A recent article by Slate discusses how many people in Sweden are trying to banish gender in language to minimise gender stereotyping.
The idea is to replace the pronouns han and hon, “he” and “she”, with a single pronoun, hen.
However, The Economist disagrees; they suggest there is just a small movement striving towards language equality and the whole of Sweden are not on a combined quest to achieve this:
I’m afraid Slate, as is too often the case, overplayed the story in the subheadline “A country tries to banish gender.” “A few radicals try to banish gender while the rest of the country grapples with it in new ways” would have been the more boring, but accurate, headline.
Sweden’s first ever gender-neutral children’s book has now been published, telling the story of Kivi, who wants a dog for ‘‘hen’s’’ birthday; as well as featuring other gender-neutral words. The author sees the use of hen as an experiment that offers an alternative to using han and hon, another choice.
Hen was originally intended to act similarly like the singular they, when gender is unknown. But some want to replace han and hon entirely!
This would be a little bit like saying:
Steve left their jacket here.
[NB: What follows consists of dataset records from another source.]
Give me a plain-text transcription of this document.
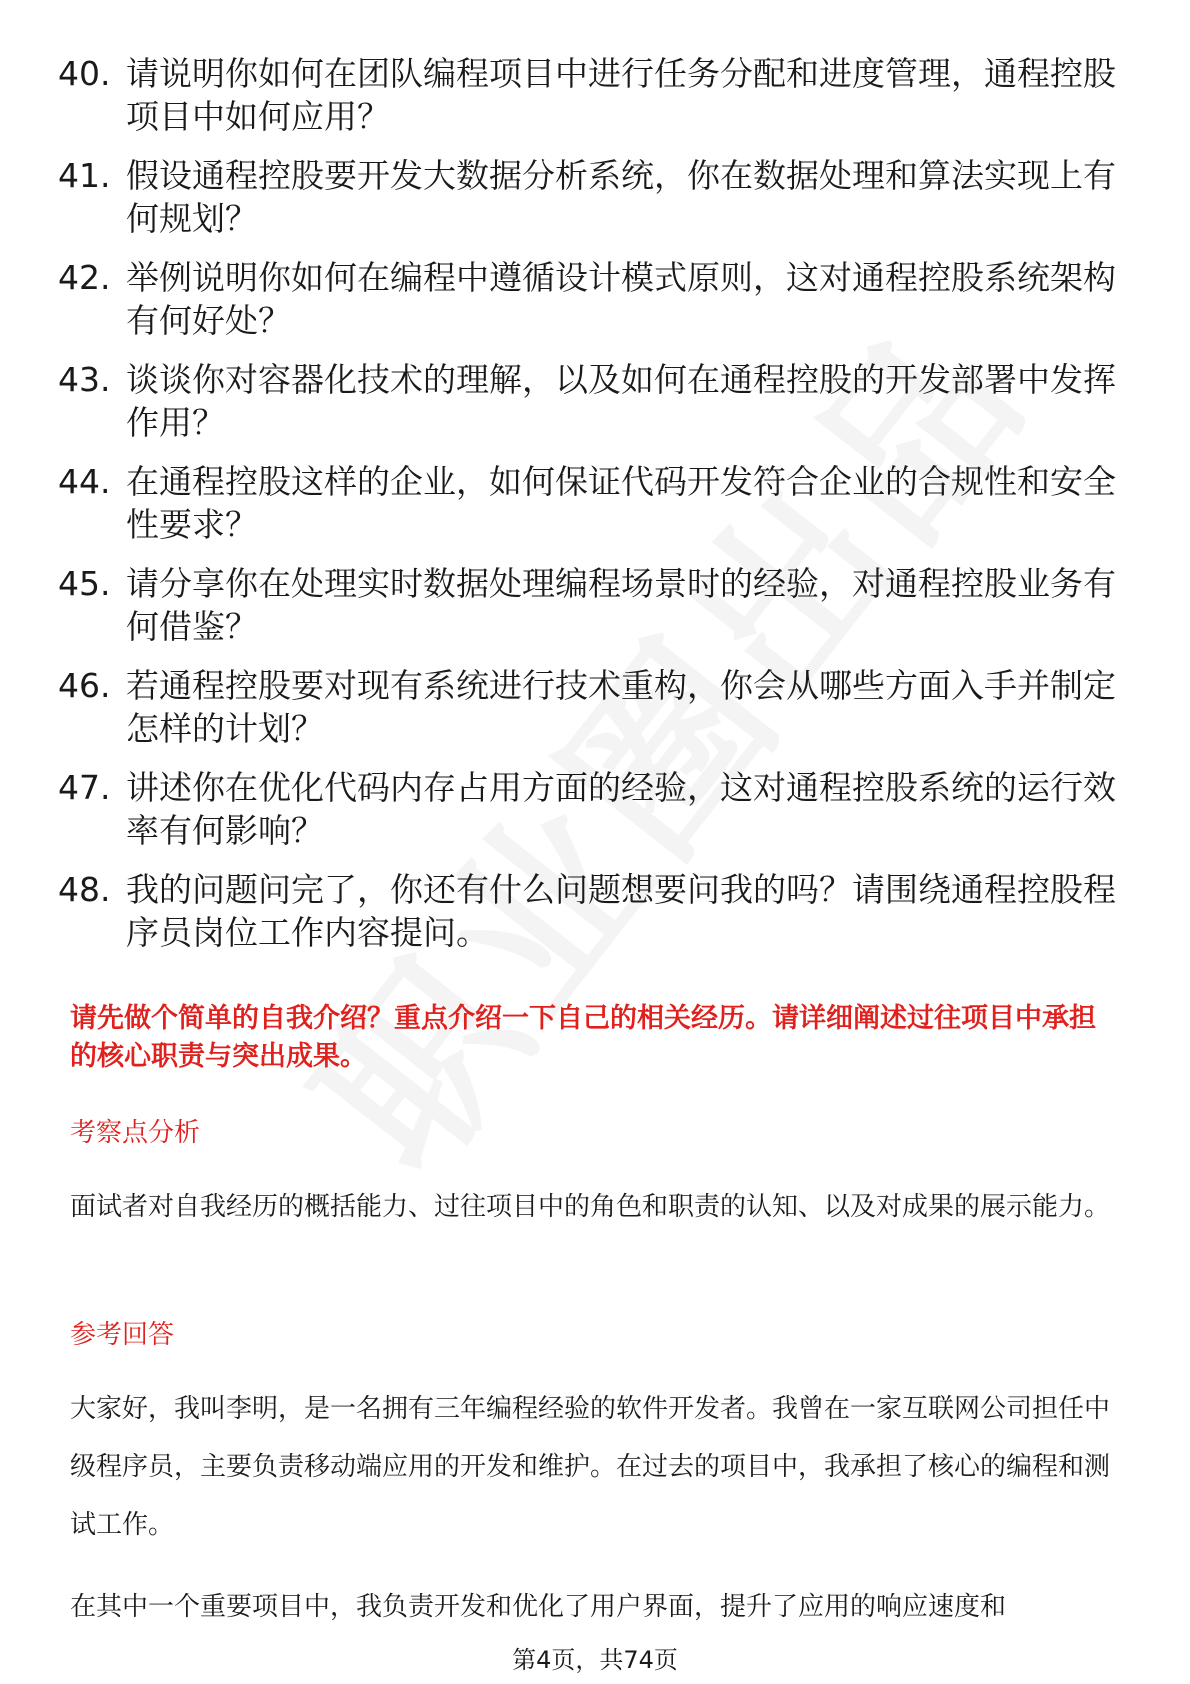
40. 请说明你如何在团队编程项目中进行任务分配和进度管理，通程控股项目中如何应用？
41. 假设通程控股要开发大数据分析系统，你在数据处理和算法实现上有何规划？
42. 举例说明你如何在编程中遵循设计模式原则，这对通程控股系统架构有何好处？
43. 谈谈你对容器化技术的理解，以及如何在通程控股的开发部署中发挥作用？
44. 在通程控股这样的企业，如何保证代码开发符合企业的合规性和安全性要求？
45. 请分享你在处理实时数据处理编程场景时的经验，对通程控股业务有何借鉴？
46. 若通程控股要对现有系统进行技术重构，你会从哪些方面入手并制定怎样的计划？
47. 讲述你在优化代码内存占用方面的经验，这对通程控股系统的运行效率有何影响？
48. 我的问题问完了，你还有什么问题想要问我的吗？请围绕通程控股程序员岗位工作内容提问。
请先做个简单的自我介绍？重点介绍一下自己的相关经历。请详细阐述过往项目中承担的核心职责与突出成果。
考察点分析
面试者对自我经历的概括能力、过往项目中的角色和职责的认知、以及对成果的展示能力。
参考回答
大家好，我叫李明，是一名拥有三年编程经验的软件开发者。我曾在一家互联网公司担任中级程序员，主要负责移动端应用的开发和维护。在过去的项目中，我承担了核心的编程和测试工作。
在其中一个重要项目中，我负责开发和优化了用户界面，提升了应用的响应速度和
第4页，共74页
They’re going to really be cold outside without it
Mary is getting bored in their marriage and is considering leaving their husband
But this is not enough for some!
There are those that wish the country to be gender-neutral not just gender-equal.
However not everyone is so keen on the gender-neutral campaigns, with some claiming the activists are simply feminists insisting on destroying language.
Reducing the emphasis on gender within language is not unique to Sweden. In France and Spain there have been recent campaigns to create language which does not define people by their sex.